Within the 200-hours, the majority should be on learning about the postures, modifying the postures and teaching them.  Other very important elements of the teacher training is the study of the Yoga Sutras of Patanjali, different types of Yoga practices beyond physical postures, Anatomy & Physiology (conventional and Yogic), Yogic Diet & Lifestyle, Meditation, Pranayama and learning how to adapt to suit an individual with limitations.  Most will emphasize a personal practice as key to becoming a good Yoga teacher.

 

  1. 3.Full-time or Part-time

YTTs can be full-time or part-time, residential or non-residential.  The benefits of a full-time residential training is that you get a complete emersion in the practice of Yoga.  Your mind is totally focused and you develop a good routine for meditation, pranayama and asana practice.  You may even get some incredible experiences or clarity of mind as a result.  However, it is intensive and you get a lot of information in a short amount of time.  Processing the learnings and integrating back into regular life can be tough afterward.

 

Part-time trainings are slower and steadier.  The material is easier to digest and you will have plenty of time to read and absorb the teachings.  However, you need to have the discipline to keep up with the assignments and personal practice.  Also, if you miss any of the sessions, you would need to find the extra time to make up the contact hours.  If the part-time training is abroad, then travel back and forth must be considered into the budget (see below).

 

  1. 4.Budget

Most prices for the YTTs are for the course only.  However some full-time trainings that are residential include room and board.  Travel expenses are not included as part of the course price and must be considered.  

 

The price for YTTs vary also.  Courses offered in a city like Hong Kong or New York will also be very different from smaller towns.  Some offered locally and in-house (especially from a non-profit or ashram) will be the cheapest (approx.
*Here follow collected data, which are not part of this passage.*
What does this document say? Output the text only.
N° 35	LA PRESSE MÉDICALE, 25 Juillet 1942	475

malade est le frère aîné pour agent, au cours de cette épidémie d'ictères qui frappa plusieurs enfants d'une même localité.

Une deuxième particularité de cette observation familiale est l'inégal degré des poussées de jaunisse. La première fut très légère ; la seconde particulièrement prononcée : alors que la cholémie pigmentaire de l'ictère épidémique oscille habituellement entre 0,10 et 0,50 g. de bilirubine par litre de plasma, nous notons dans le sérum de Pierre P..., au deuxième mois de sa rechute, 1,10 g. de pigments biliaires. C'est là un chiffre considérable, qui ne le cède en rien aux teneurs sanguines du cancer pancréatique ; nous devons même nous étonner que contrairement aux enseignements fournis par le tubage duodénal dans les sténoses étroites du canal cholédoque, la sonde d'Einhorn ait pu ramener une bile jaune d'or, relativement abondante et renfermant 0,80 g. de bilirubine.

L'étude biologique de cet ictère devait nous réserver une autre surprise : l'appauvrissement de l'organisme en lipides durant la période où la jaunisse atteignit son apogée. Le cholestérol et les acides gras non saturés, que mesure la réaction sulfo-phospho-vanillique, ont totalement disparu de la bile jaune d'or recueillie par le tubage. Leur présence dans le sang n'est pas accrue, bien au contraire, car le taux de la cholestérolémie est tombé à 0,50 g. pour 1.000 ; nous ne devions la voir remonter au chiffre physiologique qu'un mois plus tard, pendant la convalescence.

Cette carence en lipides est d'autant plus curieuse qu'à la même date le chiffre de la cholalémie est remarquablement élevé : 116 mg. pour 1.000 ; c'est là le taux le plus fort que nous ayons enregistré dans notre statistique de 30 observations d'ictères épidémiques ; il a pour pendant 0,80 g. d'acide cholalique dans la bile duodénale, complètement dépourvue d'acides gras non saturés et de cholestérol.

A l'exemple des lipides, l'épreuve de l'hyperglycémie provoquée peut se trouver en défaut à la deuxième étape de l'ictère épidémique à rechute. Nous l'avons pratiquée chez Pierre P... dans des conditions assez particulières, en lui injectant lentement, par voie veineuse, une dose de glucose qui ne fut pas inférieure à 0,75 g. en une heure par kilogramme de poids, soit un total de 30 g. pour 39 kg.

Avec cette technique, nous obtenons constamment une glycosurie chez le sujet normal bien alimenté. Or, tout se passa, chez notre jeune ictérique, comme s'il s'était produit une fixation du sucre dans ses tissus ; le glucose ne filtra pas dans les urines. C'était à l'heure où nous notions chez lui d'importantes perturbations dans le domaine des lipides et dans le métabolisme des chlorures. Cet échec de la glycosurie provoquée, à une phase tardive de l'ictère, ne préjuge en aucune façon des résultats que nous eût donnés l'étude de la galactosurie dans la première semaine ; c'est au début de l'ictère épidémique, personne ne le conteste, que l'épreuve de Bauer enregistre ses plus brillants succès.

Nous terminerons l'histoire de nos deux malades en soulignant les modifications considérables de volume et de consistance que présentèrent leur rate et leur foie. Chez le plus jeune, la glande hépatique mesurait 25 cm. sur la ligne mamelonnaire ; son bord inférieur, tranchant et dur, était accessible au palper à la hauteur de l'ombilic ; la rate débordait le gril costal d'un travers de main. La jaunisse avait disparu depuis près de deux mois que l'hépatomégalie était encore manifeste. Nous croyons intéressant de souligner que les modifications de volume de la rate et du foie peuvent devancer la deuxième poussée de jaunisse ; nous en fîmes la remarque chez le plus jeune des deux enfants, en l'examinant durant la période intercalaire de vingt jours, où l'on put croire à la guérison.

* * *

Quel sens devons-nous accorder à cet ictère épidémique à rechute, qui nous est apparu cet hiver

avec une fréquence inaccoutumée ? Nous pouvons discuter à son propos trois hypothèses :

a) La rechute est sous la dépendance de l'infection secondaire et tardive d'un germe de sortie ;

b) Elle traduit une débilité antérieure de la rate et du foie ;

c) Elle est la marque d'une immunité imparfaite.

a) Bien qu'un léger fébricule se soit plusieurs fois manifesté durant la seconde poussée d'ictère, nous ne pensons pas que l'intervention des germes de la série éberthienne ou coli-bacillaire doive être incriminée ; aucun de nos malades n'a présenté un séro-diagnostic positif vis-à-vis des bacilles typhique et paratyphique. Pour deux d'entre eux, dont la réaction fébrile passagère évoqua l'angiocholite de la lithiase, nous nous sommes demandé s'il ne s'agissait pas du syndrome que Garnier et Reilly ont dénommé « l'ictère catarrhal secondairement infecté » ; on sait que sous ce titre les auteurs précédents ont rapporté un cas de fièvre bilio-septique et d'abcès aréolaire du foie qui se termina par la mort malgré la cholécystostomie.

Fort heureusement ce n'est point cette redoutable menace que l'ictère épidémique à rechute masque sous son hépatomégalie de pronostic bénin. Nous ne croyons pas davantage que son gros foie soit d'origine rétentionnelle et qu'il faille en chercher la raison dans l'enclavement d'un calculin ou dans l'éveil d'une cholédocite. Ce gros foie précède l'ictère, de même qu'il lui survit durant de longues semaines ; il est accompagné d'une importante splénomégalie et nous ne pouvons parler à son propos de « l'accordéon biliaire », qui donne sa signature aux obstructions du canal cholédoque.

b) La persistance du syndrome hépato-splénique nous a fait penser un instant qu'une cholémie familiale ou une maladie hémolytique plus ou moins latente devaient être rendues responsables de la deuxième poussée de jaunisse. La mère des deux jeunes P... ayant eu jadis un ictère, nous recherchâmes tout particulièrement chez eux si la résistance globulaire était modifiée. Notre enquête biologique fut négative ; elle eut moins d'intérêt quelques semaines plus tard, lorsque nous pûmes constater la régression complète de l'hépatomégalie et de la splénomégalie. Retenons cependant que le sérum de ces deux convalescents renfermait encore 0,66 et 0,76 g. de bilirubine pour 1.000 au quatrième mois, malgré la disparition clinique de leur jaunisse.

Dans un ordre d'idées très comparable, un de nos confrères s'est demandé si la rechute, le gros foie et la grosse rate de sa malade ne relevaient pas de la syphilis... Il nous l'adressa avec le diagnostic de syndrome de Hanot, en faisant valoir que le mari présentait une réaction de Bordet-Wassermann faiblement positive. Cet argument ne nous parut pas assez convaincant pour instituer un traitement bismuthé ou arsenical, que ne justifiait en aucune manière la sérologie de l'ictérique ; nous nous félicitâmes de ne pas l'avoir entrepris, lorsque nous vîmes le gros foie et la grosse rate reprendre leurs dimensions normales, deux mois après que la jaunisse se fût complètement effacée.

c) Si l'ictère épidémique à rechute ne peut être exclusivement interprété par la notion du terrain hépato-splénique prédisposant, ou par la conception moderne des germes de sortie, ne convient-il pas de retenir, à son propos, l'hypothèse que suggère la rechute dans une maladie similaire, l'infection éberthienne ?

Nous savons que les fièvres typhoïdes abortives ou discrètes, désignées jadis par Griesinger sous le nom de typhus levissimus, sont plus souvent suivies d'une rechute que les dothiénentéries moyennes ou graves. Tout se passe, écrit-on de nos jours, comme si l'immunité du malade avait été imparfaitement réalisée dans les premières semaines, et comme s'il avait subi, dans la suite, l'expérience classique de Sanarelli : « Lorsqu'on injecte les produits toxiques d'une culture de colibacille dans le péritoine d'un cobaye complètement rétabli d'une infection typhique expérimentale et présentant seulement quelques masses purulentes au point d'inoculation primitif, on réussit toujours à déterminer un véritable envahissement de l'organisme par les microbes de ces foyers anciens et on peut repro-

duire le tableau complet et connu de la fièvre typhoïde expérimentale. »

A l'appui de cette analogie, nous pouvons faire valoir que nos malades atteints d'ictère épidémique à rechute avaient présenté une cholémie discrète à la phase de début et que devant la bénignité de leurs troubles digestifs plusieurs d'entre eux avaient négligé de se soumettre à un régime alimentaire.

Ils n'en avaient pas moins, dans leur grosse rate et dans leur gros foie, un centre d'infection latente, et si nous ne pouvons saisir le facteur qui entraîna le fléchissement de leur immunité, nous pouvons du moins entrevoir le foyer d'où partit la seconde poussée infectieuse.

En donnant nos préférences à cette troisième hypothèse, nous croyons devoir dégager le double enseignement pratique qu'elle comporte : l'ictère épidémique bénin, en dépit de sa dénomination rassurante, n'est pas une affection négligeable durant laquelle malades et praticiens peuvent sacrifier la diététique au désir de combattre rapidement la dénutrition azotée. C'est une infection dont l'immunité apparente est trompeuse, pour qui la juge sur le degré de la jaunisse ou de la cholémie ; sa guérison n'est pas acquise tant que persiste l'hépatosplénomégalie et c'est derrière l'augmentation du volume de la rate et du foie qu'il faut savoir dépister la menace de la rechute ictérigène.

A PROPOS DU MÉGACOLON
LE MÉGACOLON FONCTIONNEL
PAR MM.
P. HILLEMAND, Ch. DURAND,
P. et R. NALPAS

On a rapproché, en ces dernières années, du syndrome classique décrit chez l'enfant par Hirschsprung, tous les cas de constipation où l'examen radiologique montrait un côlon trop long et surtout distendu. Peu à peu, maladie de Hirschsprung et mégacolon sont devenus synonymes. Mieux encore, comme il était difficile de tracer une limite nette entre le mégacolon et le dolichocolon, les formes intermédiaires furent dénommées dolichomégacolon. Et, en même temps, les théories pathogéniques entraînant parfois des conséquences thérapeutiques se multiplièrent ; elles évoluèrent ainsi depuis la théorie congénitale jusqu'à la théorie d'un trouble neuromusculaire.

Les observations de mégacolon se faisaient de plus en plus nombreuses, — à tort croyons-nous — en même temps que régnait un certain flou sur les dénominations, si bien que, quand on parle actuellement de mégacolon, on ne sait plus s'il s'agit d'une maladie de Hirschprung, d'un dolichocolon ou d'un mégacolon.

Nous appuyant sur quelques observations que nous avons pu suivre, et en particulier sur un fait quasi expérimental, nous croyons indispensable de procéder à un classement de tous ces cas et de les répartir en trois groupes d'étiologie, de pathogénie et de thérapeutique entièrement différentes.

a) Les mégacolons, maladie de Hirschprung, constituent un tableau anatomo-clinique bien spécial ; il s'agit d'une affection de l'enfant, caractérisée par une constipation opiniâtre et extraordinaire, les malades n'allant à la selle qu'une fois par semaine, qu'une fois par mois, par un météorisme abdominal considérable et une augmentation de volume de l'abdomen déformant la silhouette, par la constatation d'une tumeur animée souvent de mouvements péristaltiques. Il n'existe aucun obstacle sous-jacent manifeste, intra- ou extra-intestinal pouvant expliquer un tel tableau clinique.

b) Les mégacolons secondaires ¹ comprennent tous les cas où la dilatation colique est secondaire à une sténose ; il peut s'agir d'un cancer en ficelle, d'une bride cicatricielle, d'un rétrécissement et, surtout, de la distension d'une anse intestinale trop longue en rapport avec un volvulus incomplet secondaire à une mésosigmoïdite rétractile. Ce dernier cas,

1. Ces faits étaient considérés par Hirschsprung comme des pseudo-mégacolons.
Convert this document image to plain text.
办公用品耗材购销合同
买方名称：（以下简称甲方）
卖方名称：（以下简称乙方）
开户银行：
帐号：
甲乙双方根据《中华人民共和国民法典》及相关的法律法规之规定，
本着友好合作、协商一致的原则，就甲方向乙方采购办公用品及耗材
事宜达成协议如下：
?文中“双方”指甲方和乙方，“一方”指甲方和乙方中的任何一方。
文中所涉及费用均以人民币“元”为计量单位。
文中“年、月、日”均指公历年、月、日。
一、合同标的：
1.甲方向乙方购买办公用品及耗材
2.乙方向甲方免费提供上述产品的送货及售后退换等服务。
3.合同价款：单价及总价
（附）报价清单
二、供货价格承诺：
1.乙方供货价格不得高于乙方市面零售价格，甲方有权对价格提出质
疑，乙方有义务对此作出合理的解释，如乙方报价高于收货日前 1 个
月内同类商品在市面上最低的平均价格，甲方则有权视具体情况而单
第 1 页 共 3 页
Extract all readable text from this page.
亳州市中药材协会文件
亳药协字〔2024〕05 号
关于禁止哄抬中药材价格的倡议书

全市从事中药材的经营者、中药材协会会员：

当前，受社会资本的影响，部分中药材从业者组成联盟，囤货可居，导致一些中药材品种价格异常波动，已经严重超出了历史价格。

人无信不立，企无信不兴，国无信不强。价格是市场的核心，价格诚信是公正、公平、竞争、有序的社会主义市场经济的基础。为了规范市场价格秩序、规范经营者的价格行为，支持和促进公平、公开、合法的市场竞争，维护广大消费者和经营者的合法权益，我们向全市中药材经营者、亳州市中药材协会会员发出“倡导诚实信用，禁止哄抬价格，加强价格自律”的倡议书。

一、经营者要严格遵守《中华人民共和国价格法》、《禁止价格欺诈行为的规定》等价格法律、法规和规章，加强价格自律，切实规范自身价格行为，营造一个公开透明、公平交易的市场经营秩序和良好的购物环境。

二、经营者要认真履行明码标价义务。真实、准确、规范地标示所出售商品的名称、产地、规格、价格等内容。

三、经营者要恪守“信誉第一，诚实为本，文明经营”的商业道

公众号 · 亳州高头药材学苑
HK$20,000 to HK$25000), others more expensive studios will be more expensive (ranging from HK$32,000 to HK$45,000).  

 

Of course, you may get that amazing teacher who offers it for a total bargain, but of course costs still need to be covered, which will require you to pay for additional things as you go (e.g., books, field trips, equipment, etc.)  They also add up, so keep your eye on the budget.

 

Whatever training you do choose, walk in with an open mind, ready to learn.  You will get a valuable experience.  Take what serves you and leave what doesn’t.  Good luck!